Our top tax tips for businesses and individuals ahead of the FY17 year-end
- 18 June 2017
- Drop in company tax rate: The company tax rate is currently 27.5% for companies with aggregate turover of less than $10M. From 1 July 2017 the 27.5% rate will also apply to companies with aggregate turnover of between $10M and $25M. Therefore tax deductions may be available for such companies at the 30% rate to 30 June 2017 and 27.5% thereafter. Accordingly:
- to the extent you can ensure suppliers invoice you prior to 1 July 2017, the deduction will reduce tax at the rate of 30% in FY2017, thereby providing an additional 2.5% reduction in tax;
- review your trade debtors listing and write off all bad debts where appropriate before 30 June 2017;
- review inventory and assets schedules for obsolete items and items that can be scrapped; and
- fully franked dividends declared and paid before 1 July 2017 will carry franking credits at 30%. Thereafter they would be franked at 27.5%.
- $20K instant asset write-off: Businesses that are small business entities (generally those with aggregated turnover of less than $10m) can claim an immediate deduction for assets acquired prior to 1 July 2017 if the cost of the asset is less than $20,000.
- Prepay expenses: Small business entities can prepay up to 12 months’ worth of expenses and claim the full amount in the current year.

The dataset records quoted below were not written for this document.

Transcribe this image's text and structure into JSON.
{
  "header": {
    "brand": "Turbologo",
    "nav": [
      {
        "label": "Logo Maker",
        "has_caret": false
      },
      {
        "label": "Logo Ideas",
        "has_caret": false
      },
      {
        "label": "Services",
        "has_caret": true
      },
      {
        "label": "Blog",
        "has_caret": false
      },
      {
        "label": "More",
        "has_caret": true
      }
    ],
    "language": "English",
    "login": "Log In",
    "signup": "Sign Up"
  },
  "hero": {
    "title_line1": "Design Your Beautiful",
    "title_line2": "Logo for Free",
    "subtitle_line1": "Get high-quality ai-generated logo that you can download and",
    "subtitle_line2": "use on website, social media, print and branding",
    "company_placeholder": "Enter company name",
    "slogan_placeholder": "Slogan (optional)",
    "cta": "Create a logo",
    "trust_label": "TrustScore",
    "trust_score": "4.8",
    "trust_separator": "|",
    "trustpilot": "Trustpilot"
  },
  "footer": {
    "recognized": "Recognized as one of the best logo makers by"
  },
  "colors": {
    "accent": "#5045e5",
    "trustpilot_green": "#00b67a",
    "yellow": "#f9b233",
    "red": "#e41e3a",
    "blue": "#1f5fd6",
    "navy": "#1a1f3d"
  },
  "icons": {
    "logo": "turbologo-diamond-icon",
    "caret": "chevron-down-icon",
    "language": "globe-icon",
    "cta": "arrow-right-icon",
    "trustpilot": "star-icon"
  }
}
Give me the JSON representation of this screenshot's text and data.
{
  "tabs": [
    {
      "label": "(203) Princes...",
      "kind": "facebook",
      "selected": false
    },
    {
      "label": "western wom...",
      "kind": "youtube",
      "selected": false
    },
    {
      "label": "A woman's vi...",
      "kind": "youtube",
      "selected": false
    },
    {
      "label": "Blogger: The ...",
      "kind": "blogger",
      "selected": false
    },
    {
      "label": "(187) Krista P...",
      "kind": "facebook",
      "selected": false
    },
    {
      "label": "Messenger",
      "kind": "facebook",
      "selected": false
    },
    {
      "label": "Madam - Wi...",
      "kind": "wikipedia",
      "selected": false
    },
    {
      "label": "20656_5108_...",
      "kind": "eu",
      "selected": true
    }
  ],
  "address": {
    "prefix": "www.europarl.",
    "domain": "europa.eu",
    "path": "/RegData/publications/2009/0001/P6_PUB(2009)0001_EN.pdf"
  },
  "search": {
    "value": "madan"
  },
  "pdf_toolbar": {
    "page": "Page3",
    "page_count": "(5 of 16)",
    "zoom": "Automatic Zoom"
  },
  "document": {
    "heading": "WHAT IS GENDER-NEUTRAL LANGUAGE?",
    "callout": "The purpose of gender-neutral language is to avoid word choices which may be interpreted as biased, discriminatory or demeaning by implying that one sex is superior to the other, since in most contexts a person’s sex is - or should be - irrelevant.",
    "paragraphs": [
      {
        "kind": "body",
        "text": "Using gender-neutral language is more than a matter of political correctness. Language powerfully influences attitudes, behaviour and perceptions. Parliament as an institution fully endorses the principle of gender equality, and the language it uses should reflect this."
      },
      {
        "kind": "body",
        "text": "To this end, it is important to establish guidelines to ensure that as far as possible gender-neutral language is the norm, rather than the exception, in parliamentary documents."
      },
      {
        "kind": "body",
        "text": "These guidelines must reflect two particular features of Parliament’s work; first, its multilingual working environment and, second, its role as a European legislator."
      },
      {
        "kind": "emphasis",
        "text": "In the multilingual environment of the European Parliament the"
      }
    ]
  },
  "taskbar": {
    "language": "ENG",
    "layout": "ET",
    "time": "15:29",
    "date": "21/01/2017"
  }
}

- Payment of superannuation contributions: To claim a tax deduction for employee superannuation contributions in the 2017 financial year, the business needs to ensure that the payments have cleared the business bank account by 30 June 2017.
- Reduction in top marginal tax rate: The top marginal tax rate for individuals will reduce to 47% from 49% from 1 July 2017. Therefore, you should consider whether:
- any tax deductible expenditure should be brought forward to FY 2016-17;
- it is possible to prepay expenses such as interest, whilst ensuring the prepayment period does not exceed 12 months; and
- bonuses and dividends from private companies are paid in FY2018 where possible.
- Maximise concessional super contributions in FY17: The maximum annual concessional superannuation contributions that can be made will reduce from 1 July 2017 to $25,000. This is down from the current levels of $30,000 for individuals aged less than 50 and $35,000 for individuals aged 50 and over.
- Maximise non-concessional super contributions in FY17: The maximum annual non-concessional superannuation contributions that can be made will reduce from 1 July 2017. This is your final opportunity to contribute $180,000 per annum (or $540,000 utilising the bring-forward strategy). From 1 July 2017 the maximum reduces to $100,000 (and $300,000 using the-bring forward strategy) but if your member balance is $1.6 million or more no further non-concessional contributions can be made.
- Work-related car expenses: Ensure your logbook is up-to-date if you use a private motor vehicle for work-related purposes to guarantee you can claim the highest deduction available. Taxpayers should note that two previously available methods of claiming motor vehicles deductions are no longer available, specifically the 12%-of-the-cost-of-the-car method and the one-third-of-actual-expenses method.